Plt Kepala DPMPTSP Kota Cirebon Icip Supriyadi menyampaikan bahwa realisasi ini berasal dari 2.233 LKPM yang disampaikan pelaku usaha. Menurutnya, aktivitas penanaman modal di Kota Cirebon tetap berkembang dan daerah ini masih menjadi tujuan investasi, baik bagi investor domestik maupun asing.
Dari total realisasi tersebut, Penanaman Modal Dalam Negeri (PMDN) menjadi penyumbang terbesar dengan nilai Rp424,71 miliar yang tercatat melalui 1.945 laporan LKPM. Sementara itu, Penanaman Modal Asing (PMA) memberikan kontribusi Rp64,44 miliar berdasarkan 288 laporan yang masuk.
Kontribusi PMDN yang mencapai hampir 87 persen dari total nilai investasi menunjukkan kekuatan modal domestik di Cirebon. Kondisi ini sekaligus menegaskan bahwa kepercayaan investor lokal terhadap iklim usaha di kota tersebut masih tinggi.
Icip menegaskan bahwa kepatuhan pelaku usaha dalam menyampaikan LKPM menjadi bagian penting dalam menjaga kualitas data penanaman modal di daerah. Data tersebut digunakan pemerintah sebagai dasar untuk melihat perkembangan investasi sekaligus menyusun kebijakan yang berkaitan dengan pertumbuhan ekonomi.
"Dengan data LKPM yang disampaikan secara tepat waktu, pemerintah dapat menyusun kebijakan investasi secara lebih terukur untuk mendukung pembangunan ekonomi daerah," ujarnya dalam keterangan resmi di Cirebon, Senin.
Untuk menjaga momentum pertumbuhan investasi, DPMPTSP Kota Cirebon terus memperkuat pelayanan kepada investor melalui sistem Online Single Submission (OSS) berbasis risiko. Sistem ini dirancang untuk mempermudah proses perizinan berusaha dengan mengedepankan proses yang lebih cepat, mudah, transparan, dan terintegrasi.
"Kami terus memberikan pembinaan, pendampingan, dan pengawasan kepada pelaku usaha agar kegiatan investasinya dapat berjalan secara optimal dan berkelanjutan," kata Icip.

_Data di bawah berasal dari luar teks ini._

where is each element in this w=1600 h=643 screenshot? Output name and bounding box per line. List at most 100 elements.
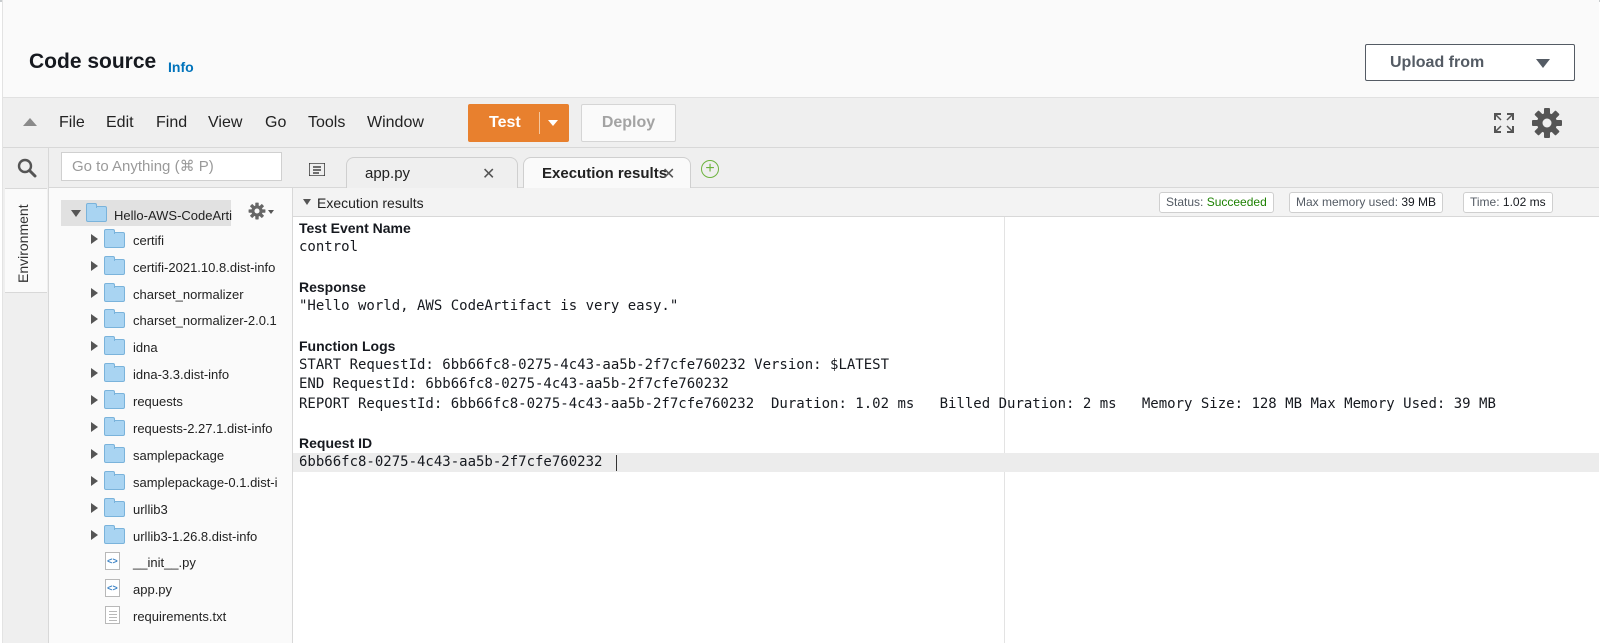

Pihaknya menilai peningkatan investasi tidak hanya berdampak terhadap aktivitas ekonomi, tetapi juga berpotensi memperluas kesempatan kerja dan meningkatkan daya saing Kota Cirebon. Oleh karena itu, DPMPTSP mengajak pelaku usaha memenuhi kewajiban penyampaian LKPM secara tepat waktu agar pemerintah memiliki data yang akurat dalam merumuskan kebijakan penanaman modal ke depan.